Андрей Темников - Зверинец верхнего мира Страница 25
- Категория: Проза / Контркультура
- Автор: Андрей Темников
- Год выпуска: неизвестен
- ISBN: нет данных
- Издательство: неизвестно
- Страниц: 66
- Добавлено: 2019-05-07 13:48:44
Андрей Темников - Зверинец верхнего мира краткое содержание
Прочтите описание перед тем, как прочитать онлайн книгу «Андрей Темников - Зверинец верхнего мира» бесплатно полную версию:У писательской палитры Темникова очень широкий спектр – сквозь искусную вязь его прозы проглядывает то лисья мордочка из новелл Пу Суньлина, то лукавая улыбка Борхеса, то томный эротизм бунинских «Темных аллей». Возможно, блестящие истории Темникова – это прообраз будущего евразийского письма, сбрасывающего оковы постылых жанров и смеющегося над их скучной геометрией, ведь его гармония выверена ходом небесных светил, а не портняжным лекалом.
Андрей Темников - Зверинец верхнего мира читать онлайн бесплатно
«Дубовая роща» слушала баян. Все население этого старомодного дома отдыха, разгребая ногами сухую листву, плелось по дорожкам в сторону скамейки под белеными дубами. Баянист сидел, откинувшись, и перебирал лады, распахивая меха, будто собственную ненужную душу, а вокруг него уже собралось несколько старух в драповых пальто и платках, и в полутьме где-то хлопали о щит со штырями резиновые кольца. Старухи блеюще, по-деревенски, пели «Подари мне платок», и одна кружилась, исполняя больше руками, чем ногами, ревматический танец. Я отвел его в комнату на двоих. Веранда с балясинами, графин на тумбочке, сосед в трико с лампасами ел творожную запеканку и пил мутный компот. И я ушел к себе, предвкушая прозрачную неделю отгулов, которую заработал в совхозе на уборке капусты. Это был последний теплый день. Наутро, когда я вышел на крыльцо, побеги в подножьях лип, еще зеленые, содрогались от мокрого и холодного ветра. И тогда я понял, что был, в сущности, счастлив в это долгое, холодное лето так, как никогда больше не буду, и что хотя даров этого лета было много, кто-то щедрый-прещедрый все еще продолжает расточать их, и не последний мне дар – вчерашний теплый вечер, шуршащий сухой листвой, когда я встретил того несчастного, который в любую минуту может умереть от болезни сердца. С каждым разом его похоронный костюм становится все грязнее, все неопрятней, он очень растолстел, под глазами собирается все больше синей крови. Он идет мне навстречу с мешочком, в котором звякают бутылки, и спрашивает: «Нет ли у вас какой-нибудь работы? Это для меня. Знаете, как мне тяжело? Ведь я в любую минуту могу умереть». Конечно, глаза его за последние два десятка лет ужасно ослабли, опухли, он так долго вглядывался в свою смерть! Но что интересно, на его темной, курчавой голове нет ни одного седого волоса. Он живет через улицу от меня, в гнусных желтых домах, составляющих самую памятную особенность Верхней Полевой. А ниже, на самой набережной, жила девочка Женя, пяти лет. И у нее на полочке стоял деревянный человечек, с бородой, и прятал в рукаве кривой нож.

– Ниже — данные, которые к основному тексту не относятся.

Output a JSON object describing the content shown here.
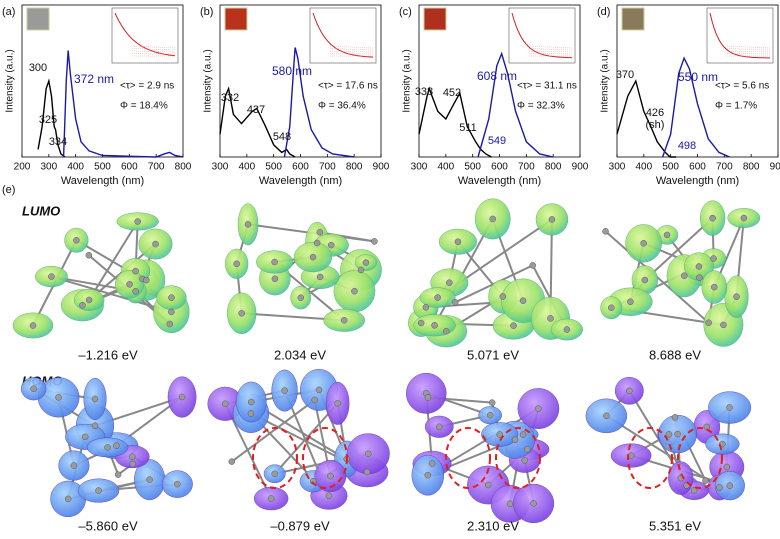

И с этим, с этим подарком, мне еще предстояло разбираться. Я позвонил. Открыла Васька, кажется, она обрадовалась. Я прошел по берегу мимо смятых льдинами железных ящиков, мертвых чаек, облетевших тополей, сел на автобус и через час уже звонил в ее дверь. Мы говорили. Мне готовы были испечь дурацкий торт. Мне сказали: «Тебе нельзя верить». Я спросил: «Почему?»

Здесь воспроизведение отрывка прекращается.